Identification of American Pipit in autumn rests on its poorly streaked upperparts, pale lores and buffy underparts with narrow, distinct streaking. Its call is an abrupt tseep, often likened to a sharp, explosive Meadow Pipit call and frequently doubled or repeated.
Other possibilities
For the really enterprising there are further options too. Beyond the Alps lie other populations (and subspecies) of Water Pipit. Coutellii breeds in Turkey, the Caucasus, Iran and Turkmenistan, while blakistoni breeds in Central Asia and Mongolia. Neither is a particularly likely vagrant to Britain but fortune favours the prepared. A much more viable finding target, however, is the Asian form of Buff-bellied Pipit. This form – japonicus, often known as ‘Siberian Pipit’ – breeds across much of northeast Asia and winters in Japan, Taiwan and south-east China.
It is a longer-distance migrant and, as might be expected, there is a well-established pattern of westward vagrancy. Indeed, Siberian Pipit is regularly encountered in the Middle East.

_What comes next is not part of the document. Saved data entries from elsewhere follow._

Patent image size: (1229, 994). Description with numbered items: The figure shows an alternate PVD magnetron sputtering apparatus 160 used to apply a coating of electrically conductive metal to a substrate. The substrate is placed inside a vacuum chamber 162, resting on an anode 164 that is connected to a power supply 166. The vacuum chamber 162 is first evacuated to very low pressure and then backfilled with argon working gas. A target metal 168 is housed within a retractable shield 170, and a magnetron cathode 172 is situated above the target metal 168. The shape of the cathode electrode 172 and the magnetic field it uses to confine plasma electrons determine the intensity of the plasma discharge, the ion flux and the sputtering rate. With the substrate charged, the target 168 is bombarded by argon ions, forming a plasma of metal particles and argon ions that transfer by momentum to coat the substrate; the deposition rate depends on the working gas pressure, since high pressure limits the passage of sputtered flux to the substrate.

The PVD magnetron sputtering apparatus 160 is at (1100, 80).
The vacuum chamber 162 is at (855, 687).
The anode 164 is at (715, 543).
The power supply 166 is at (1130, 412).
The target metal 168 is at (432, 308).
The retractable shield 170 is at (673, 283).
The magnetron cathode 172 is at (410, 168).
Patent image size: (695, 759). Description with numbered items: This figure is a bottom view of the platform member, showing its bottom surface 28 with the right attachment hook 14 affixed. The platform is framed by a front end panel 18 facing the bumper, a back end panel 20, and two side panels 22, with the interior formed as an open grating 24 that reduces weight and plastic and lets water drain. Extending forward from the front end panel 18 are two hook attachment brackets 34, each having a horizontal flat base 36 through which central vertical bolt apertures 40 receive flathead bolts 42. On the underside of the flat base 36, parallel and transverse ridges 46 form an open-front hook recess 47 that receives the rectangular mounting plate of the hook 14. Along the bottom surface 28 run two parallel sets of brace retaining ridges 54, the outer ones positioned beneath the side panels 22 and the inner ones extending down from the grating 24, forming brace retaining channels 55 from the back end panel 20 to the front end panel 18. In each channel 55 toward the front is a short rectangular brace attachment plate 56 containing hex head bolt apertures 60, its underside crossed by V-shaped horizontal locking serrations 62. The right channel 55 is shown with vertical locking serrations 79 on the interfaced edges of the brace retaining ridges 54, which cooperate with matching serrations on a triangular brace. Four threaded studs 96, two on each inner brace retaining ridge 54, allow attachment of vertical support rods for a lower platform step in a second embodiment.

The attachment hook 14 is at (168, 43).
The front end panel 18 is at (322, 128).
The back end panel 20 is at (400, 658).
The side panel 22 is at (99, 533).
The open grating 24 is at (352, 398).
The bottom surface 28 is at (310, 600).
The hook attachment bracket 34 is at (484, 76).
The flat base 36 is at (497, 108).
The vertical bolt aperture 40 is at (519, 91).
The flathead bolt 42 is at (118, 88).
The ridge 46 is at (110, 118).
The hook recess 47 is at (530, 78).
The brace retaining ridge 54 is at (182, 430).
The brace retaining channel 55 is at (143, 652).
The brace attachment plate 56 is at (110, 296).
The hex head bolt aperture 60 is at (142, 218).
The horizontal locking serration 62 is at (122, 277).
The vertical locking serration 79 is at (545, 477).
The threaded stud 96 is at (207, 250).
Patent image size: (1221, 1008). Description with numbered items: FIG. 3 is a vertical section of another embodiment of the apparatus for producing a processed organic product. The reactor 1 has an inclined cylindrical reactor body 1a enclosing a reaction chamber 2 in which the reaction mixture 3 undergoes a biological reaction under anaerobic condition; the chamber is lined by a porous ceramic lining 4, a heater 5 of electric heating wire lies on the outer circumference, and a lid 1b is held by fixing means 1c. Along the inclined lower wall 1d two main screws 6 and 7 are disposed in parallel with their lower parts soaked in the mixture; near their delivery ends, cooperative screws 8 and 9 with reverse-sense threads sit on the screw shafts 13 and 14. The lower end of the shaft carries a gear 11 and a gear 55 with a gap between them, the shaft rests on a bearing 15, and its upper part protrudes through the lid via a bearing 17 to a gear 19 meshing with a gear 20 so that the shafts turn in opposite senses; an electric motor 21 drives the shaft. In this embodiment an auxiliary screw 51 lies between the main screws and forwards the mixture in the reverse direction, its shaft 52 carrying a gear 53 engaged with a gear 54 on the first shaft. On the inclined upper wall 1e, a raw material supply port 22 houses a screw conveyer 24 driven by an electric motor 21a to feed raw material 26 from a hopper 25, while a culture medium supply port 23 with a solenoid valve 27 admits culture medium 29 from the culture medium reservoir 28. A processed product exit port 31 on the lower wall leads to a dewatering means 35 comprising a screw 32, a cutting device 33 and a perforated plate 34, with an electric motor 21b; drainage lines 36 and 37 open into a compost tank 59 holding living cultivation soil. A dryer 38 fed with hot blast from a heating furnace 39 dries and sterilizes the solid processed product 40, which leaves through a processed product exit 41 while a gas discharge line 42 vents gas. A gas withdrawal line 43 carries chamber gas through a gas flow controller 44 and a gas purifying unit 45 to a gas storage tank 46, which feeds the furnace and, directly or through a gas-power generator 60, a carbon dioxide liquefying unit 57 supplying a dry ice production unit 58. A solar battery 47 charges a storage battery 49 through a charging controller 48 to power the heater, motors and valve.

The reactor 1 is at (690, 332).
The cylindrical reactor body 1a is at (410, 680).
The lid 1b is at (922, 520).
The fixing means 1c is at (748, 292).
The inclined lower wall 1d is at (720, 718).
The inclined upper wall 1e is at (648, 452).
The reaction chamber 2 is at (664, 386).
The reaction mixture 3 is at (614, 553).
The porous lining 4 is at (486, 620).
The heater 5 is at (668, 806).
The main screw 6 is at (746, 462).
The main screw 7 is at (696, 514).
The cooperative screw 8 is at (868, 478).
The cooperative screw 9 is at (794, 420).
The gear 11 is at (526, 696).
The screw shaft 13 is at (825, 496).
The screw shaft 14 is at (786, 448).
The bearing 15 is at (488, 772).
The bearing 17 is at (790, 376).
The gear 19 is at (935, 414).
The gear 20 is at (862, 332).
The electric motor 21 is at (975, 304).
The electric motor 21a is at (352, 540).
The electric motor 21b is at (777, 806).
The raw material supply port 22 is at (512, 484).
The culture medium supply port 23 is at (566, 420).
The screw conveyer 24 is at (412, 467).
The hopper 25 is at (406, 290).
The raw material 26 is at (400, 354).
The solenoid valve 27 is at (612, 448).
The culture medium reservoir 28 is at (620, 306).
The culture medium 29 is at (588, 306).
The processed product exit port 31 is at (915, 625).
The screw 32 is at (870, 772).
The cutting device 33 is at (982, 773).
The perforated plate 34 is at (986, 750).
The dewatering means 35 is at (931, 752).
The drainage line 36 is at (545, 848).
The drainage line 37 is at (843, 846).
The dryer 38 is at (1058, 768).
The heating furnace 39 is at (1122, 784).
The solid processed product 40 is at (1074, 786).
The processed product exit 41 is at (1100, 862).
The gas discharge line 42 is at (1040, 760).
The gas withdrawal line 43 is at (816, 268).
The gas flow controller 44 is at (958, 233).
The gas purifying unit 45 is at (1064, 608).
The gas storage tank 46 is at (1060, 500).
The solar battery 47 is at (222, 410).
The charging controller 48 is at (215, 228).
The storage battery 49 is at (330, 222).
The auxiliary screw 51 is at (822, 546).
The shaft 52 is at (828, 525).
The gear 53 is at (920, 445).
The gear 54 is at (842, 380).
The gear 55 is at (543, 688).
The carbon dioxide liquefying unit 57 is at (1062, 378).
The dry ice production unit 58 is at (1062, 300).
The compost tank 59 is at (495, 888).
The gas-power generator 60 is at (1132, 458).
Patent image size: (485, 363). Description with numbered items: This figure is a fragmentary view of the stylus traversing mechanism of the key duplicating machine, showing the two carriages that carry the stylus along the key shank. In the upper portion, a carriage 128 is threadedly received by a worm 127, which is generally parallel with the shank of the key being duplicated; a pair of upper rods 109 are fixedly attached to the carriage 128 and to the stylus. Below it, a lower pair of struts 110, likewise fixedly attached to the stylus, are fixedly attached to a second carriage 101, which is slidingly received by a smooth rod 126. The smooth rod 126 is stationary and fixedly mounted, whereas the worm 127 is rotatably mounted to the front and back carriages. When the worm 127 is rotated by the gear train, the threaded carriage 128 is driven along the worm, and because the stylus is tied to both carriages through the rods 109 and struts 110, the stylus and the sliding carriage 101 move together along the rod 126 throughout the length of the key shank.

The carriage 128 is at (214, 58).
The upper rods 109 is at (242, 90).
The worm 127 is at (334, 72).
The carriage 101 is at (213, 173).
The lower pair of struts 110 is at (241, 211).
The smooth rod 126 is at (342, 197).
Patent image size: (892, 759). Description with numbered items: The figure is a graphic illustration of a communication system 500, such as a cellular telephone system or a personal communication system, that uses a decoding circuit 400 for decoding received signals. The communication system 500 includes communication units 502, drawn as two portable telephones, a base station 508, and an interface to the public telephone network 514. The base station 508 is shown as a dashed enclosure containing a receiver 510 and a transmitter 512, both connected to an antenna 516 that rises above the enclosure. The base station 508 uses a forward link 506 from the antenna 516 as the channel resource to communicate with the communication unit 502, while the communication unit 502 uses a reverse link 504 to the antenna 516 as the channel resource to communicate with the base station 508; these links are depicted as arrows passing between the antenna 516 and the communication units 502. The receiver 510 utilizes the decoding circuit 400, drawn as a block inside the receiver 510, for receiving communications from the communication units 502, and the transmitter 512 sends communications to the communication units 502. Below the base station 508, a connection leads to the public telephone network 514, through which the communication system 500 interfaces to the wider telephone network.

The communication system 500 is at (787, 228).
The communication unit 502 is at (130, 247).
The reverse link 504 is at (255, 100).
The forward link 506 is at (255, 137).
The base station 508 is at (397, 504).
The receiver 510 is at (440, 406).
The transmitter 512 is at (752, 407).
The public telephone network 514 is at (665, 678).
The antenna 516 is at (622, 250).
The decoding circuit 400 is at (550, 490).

No further excuse is needed to keep searching and, to make the prospect of finding Britain’s first Siberian Pipit even more alluring, its plumage differences from American Pipit suggest that a future split is not an impossibility.
Siberian Pipit is generally darker above and whiter and more heavily marked below than its American counterpart and it can be pale-legged. Its calls are described as more closely resembling those of Meadow Pipit.